Cooking in Chag Mai
THAILAND | Wednesday, 30 May 2007 | Views [856] | Comments [3]
Although I have spent a day and some in Bangkok already, I guess my trip really starts here, in Northern Thailand. Quite an apt gateway for a quest. This is were all nomads converged in the past and will undoubtedly do so in the future. Caravans of Yunnanese merchants met with mountain tribes and travellers from Burma probably stopped here long before I ever did.
My initiation is a much less adventurous one. Today I spent the day cooking. Or is it really cooking when all menial chores like pealing and grating and washing are dispensed with? All was already done for me and iI really felt like a phony celebrity chef. Today, Thai cooking was demystified. Kind of an anticlimax akin to seeing how a magician does his tricks.
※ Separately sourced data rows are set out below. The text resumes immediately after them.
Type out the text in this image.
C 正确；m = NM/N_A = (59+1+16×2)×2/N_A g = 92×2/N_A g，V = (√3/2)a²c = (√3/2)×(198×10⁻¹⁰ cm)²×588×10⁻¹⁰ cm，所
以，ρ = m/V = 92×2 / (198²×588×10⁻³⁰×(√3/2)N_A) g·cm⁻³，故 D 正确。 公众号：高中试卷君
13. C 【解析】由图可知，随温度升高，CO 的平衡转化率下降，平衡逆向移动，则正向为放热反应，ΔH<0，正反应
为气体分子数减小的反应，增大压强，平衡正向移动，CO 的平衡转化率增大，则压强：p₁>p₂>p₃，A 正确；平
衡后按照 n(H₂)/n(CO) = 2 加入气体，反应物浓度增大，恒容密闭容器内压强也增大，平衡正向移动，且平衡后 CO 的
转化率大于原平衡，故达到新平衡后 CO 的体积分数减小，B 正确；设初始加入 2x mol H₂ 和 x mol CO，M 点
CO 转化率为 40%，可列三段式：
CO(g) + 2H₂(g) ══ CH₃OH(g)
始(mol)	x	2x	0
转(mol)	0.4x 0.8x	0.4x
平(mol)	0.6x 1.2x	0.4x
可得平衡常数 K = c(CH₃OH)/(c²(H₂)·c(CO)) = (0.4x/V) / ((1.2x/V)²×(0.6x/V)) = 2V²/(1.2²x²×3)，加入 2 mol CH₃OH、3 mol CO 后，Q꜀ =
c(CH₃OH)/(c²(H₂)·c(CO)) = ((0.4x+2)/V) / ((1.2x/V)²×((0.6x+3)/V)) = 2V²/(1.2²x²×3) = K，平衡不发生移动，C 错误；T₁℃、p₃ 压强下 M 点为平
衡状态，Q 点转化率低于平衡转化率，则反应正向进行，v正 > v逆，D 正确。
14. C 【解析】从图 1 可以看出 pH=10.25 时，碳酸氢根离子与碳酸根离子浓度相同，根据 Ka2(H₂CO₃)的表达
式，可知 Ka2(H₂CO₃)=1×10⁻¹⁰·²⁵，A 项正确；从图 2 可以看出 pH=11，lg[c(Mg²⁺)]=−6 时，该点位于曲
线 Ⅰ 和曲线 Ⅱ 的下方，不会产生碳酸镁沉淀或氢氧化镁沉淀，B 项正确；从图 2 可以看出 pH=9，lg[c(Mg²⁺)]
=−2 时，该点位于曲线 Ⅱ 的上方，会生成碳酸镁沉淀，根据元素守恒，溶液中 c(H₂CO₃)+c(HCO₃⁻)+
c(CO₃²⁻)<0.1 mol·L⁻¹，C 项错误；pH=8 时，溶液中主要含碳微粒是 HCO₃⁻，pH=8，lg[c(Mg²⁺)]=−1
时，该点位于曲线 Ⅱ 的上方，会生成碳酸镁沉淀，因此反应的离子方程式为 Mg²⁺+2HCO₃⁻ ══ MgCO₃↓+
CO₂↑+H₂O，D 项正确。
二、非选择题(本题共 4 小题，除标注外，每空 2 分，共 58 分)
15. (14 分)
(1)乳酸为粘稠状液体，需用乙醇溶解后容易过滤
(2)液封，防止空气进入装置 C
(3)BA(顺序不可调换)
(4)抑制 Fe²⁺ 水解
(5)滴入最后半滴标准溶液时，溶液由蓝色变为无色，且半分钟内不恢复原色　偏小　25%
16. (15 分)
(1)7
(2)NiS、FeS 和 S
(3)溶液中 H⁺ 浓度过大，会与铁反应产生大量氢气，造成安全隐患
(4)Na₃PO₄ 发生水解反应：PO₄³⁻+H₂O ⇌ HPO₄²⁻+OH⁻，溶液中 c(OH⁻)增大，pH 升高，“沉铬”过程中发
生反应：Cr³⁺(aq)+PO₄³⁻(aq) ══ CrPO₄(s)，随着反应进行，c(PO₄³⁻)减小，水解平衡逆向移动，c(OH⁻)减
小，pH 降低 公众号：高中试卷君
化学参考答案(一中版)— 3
Do we really need to know? I imagined fish sauce to be as dangerous and delicate to handle as nitroglycerin when in fact it does the job of salt and exotic sounding ingredients such as galangal, palm sugar, coconut cream, tamarind juice, lemongrass and lemony thai basil can be respectively replaced by ginger, bleached white sugar, lemon juice and basil. Thai Tom Yum soup, the epitome of a culinary masterstroke is in fact a piece of cake. I have to say though that making a Phad Thai was probably the most stressful thing I did today. It requires quickness, presence of mind and coolness under pressure, the kind of stress equalled only by the atmosphere in the stock exchange - at least the way I have seen it in the movies.
Today I made all the classics of Thai cuisine: Tom Yum soup, Thai Fishcakes. Green chichen curry, Thai chicken salad, Phad Thai and for dessert water chestnut in coconut cream. Yes, you are all invited to dinner when I come back. And just so you know, I have signed up for the whole 30 dish course.